Despite these details, Anderson’s Japan is no different to his America – that is, it’s a fantastical and surreal interpretation, and not one that should be considered a wholly accurate portrayal. Still, I found that the parts of the film that lost me, even if briefly, were those that take place on the mainland, where the politicking and the back-and-forth between those against and those for dogs is taking place. Here we’re introduced to an American exchange student named Tracy, who fronts the defense for dogs in the latter half of the film. She feels somewhat unneeded and unnecessary to the story. She isn’t the only character in the city who feels slightly underdone, perhaps due to just how much is going on when the film jumps from Trash Island to the heavily populated setting across the water.

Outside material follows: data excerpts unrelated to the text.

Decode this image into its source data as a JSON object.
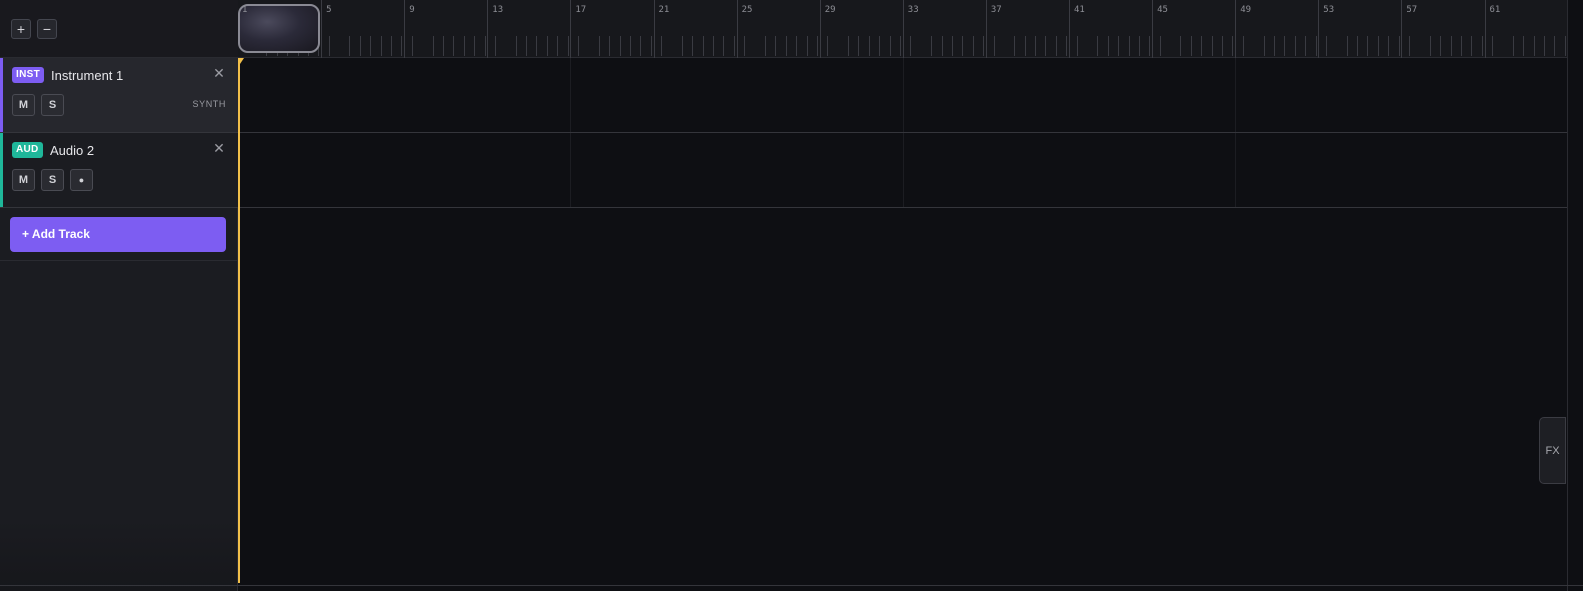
{
  "zoom": {
    "zoom_in": "+",
    "zoom_out": "−"
  },
  "ruler": {
    "bars": [
      "1",
      "5",
      "9",
      "13",
      "17",
      "21",
      "25",
      "29",
      "33",
      "37",
      "41",
      "45",
      "49",
      "53",
      "57",
      "61"
    ]
  },
  "tracks": [
    {
      "badge": "INST",
      "name": "Instrument 1",
      "mute": "M",
      "solo": "S",
      "type_label": "SYNTH",
      "color": "#7d5df2"
    },
    {
      "badge": "AUD",
      "name": "Audio 2",
      "mute": "M",
      "solo": "S",
      "record": "●",
      "color": "#1fb79a"
    }
  ],
  "add_track": {
    "label": "+ Add Track"
  },
  "fx_tab": {
    "label": "FX"
  },
  "colors": {
    "playhead": "#f2c04a",
    "accent": "#7d5df2"
  },
  "icons": {
    "close": "close-icon"
  }
}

And yet I couldn’t wipe the grin from my face as the dogs are traversing the terrain of their wasteland. Every one of the voice actors nails the comedic aspects of their respective characters and there’s an undeniable heart behind Atari’s search. His relationship with the dog known as Chief (Cranston) is moving even if at one point it takes a sudden and slightly jarring turn to help steer the film towards its final act. Still, it speaks highly of a shared human and canine trait where we are much more likely to very quickly give our loyalty and affection when we’re shown it first. And while the choice to forego subtitles for the sake of an English-speaking narrator for much of the film is intrinsically tied to the scripting choice made for the dogs, it can harm our connection to many of the Japanese-speaking characters.

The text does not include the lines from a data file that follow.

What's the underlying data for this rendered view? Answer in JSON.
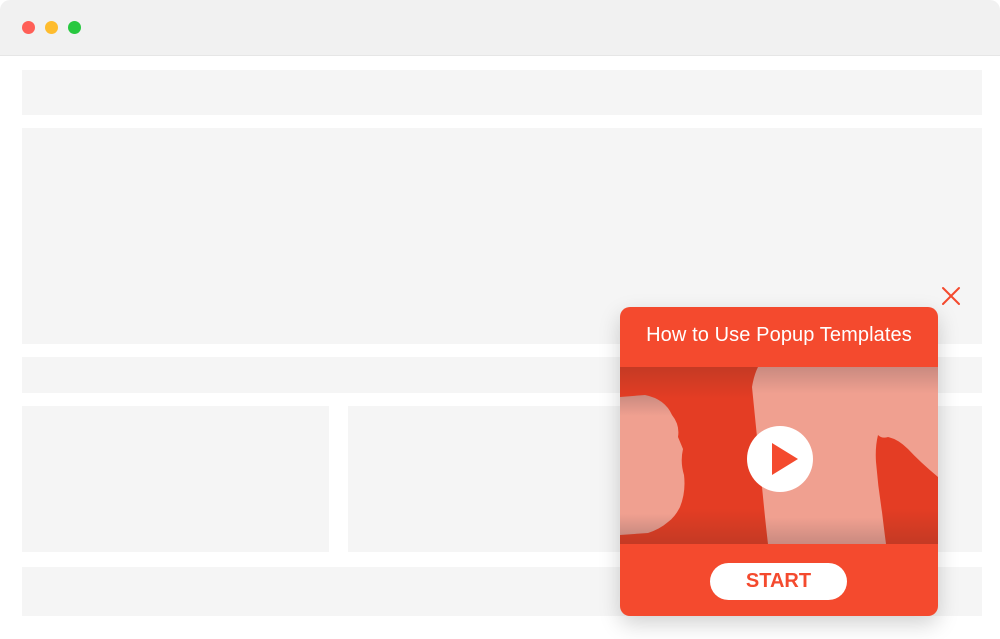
{
  "window": {
    "controls": [
      {
        "name": "close",
        "color": "#ff5f57"
      },
      {
        "name": "minimize",
        "color": "#febc2e"
      },
      {
        "name": "maximize",
        "color": "#28c840"
      }
    ]
  },
  "popup": {
    "title": "How to Use Popup Templates",
    "start_label": "START",
    "close_icon": "close-icon",
    "video_icon": "play-icon",
    "accent_color": "#f44a2e"
  }
}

Isle of Dogs is an ambitious and original work, breaking the monotony of studio animated films while faltering on just the rare occasion. It will be subject to debate over whether it is superior to Anderson’s other stop-motion picture, but it’s as different to Fantastic Mr. Fox as it is to Bottle Rocket. It marks another milestone in Anderson’s twenty-year plus career in which, as of late, he’s shown that he’s willing to keep pushing his own boundaries in order to keep his vision fresh. Full of charm and whimsy and fixated on the love between a boy and his dog, Isle of Dogs is a stylish delight and its maturity is never buried under its adventurous overtones. Its craft makes up for some minor shortcomings and it’s one of the year’s best films so far.
Film ’89 Verdict – 8/10
Isle of Dogs is on general release in the U.K. and U.S. now.